Born into aristocracy in 1643 in Rouen, France, La Salle originally was accepted into the Jesuits, in 1660. After arriving in New France in 1666 (yes, those three digits are correct) he was released from his vows citing “moral weakness.” One can only guess he enjoyed chasing adventures, and something else.
La Salle was an explorer, and in 1682, he completed the journey the 1540 De Soto Expedition and the 1672 Jolliet-Marquette Expedition started on to travel the entire Mississippi from Lake Michigan to now New Orleans.
The Sun King Louis XIV of France was so impressed that in 1684 he sent La Salle with four ships and 300 people to start a colony at the mouth of the Mississippi in present day New Orleans.
This was not the Mississippi expedition.
In an odyssey that resembles the Final Destination and the Saw movie series combined: one of the ships was captured by pirates, another sank due to a drunken captain, and a third turned around and headed back to France. La Salle overshot the Mississippi by 500 miles and sent a group of men ashore to explore near what is now Galveston Bay, most likely thinking they were at the Mississippi. Those men were never heard from again.
This left La Salle with one ship, the La Belle, and about 140 of the original 300 settlers near Port Lavaca, TX. He established Fort St. Louis and set out exploring to find the Mississippi. Still unwilling to stop for directions; he went the wrong way again, west, and made it as far as Goliad before turning around.
The colony failed. The La Belle ran aground and was destroyed. La Salle was shot by his own men in 1687, and in 1689 the colony had scattered to the four winds. Fifteen of the original settlers survived and fled to France, Illinois Territory, and New Spain.
Though a failure in every way imaginable, the La Salle expedition was consequential. Strategically, the expedition’s failure bought Spain time to settle Eastern Texas. France would finally settle New Orleans in 1718. This is why the culture and language of Louisiana is very French/Creole, and the culture and language of Texas has its roots in Spain.
Though the whole region would flip multiple times, most notably in 1763 with the Treaty of Paris and the 1803 Louisiana Purchase, the cultures continued.
Also, though the expedition failed, the land claim by La Salle fueled an argument the US settlers made in 1835 during the Texas Revolution and again in 1846 during the Mexican War, that Eastern Texas was theirs at the Louisiana Purchase.
That argument violated the 1819 Adams-Onis Treaty, but… Manifest Destiny!
All this is because someone two centuries earlier misread a map and didn’t stop for directions.
In 1996, divers discovered the wreck of the La Belle in Matagorda Bay. In an extreme feat of recovery, what remained of the hull was recovered, along with over a million artifacts. Those artifacts are housed at the Bullock Museum of Texas History in Austin, where the stabilized remains of the hull are the centerpiece of the exhibits.

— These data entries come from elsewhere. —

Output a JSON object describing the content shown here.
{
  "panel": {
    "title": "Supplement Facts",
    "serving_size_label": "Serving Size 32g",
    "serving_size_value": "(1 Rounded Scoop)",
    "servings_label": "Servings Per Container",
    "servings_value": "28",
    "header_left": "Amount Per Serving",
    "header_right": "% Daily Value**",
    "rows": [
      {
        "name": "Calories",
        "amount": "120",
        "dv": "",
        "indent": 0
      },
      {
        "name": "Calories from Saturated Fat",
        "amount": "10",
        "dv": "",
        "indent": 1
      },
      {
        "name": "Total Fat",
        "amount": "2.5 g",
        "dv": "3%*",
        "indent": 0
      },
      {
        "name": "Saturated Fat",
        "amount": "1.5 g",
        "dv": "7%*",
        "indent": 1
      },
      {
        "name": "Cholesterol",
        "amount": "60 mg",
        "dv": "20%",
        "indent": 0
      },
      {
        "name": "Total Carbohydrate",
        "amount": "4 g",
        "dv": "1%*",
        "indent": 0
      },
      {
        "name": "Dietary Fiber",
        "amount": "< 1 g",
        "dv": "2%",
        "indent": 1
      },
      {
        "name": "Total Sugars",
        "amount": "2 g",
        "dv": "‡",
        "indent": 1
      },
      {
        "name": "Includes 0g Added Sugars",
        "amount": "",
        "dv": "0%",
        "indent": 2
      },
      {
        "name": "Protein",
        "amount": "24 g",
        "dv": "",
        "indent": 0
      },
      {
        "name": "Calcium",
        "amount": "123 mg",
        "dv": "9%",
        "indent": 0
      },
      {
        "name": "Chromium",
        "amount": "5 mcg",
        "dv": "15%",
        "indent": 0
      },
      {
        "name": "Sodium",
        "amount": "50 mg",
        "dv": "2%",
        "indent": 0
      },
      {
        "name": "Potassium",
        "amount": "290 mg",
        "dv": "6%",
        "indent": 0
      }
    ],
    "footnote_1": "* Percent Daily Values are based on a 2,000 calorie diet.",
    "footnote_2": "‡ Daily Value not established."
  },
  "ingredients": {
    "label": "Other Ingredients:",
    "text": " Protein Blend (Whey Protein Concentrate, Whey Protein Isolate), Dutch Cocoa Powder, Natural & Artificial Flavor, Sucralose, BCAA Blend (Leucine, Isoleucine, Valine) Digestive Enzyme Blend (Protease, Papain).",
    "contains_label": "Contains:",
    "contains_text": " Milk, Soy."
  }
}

In closing, because of circumstances surrounding the failed colony, no human remains existed. The bodies in fields were eaten by scavengers, and graves were unmarked. That is until the La Belle was discovered. During the excavation of the ship, human remains were discovered. After receiving permission from the French government, the remains were buried in Texas. If the reader goes to the Texas State Cemetery in Austin, they should go up the hill immediately visible when they come through the gates. At the foot of that hill are the remains of one of the men of the La Belle. Although unknown, he was one of the first Europeans to set foot in Texas with the intention of permanently settling. Coincidently, at the top of the same hill is the grave of Gene Cernan, the last man on the moon. Two explorers from different centuries, and lands forever linked by discovery.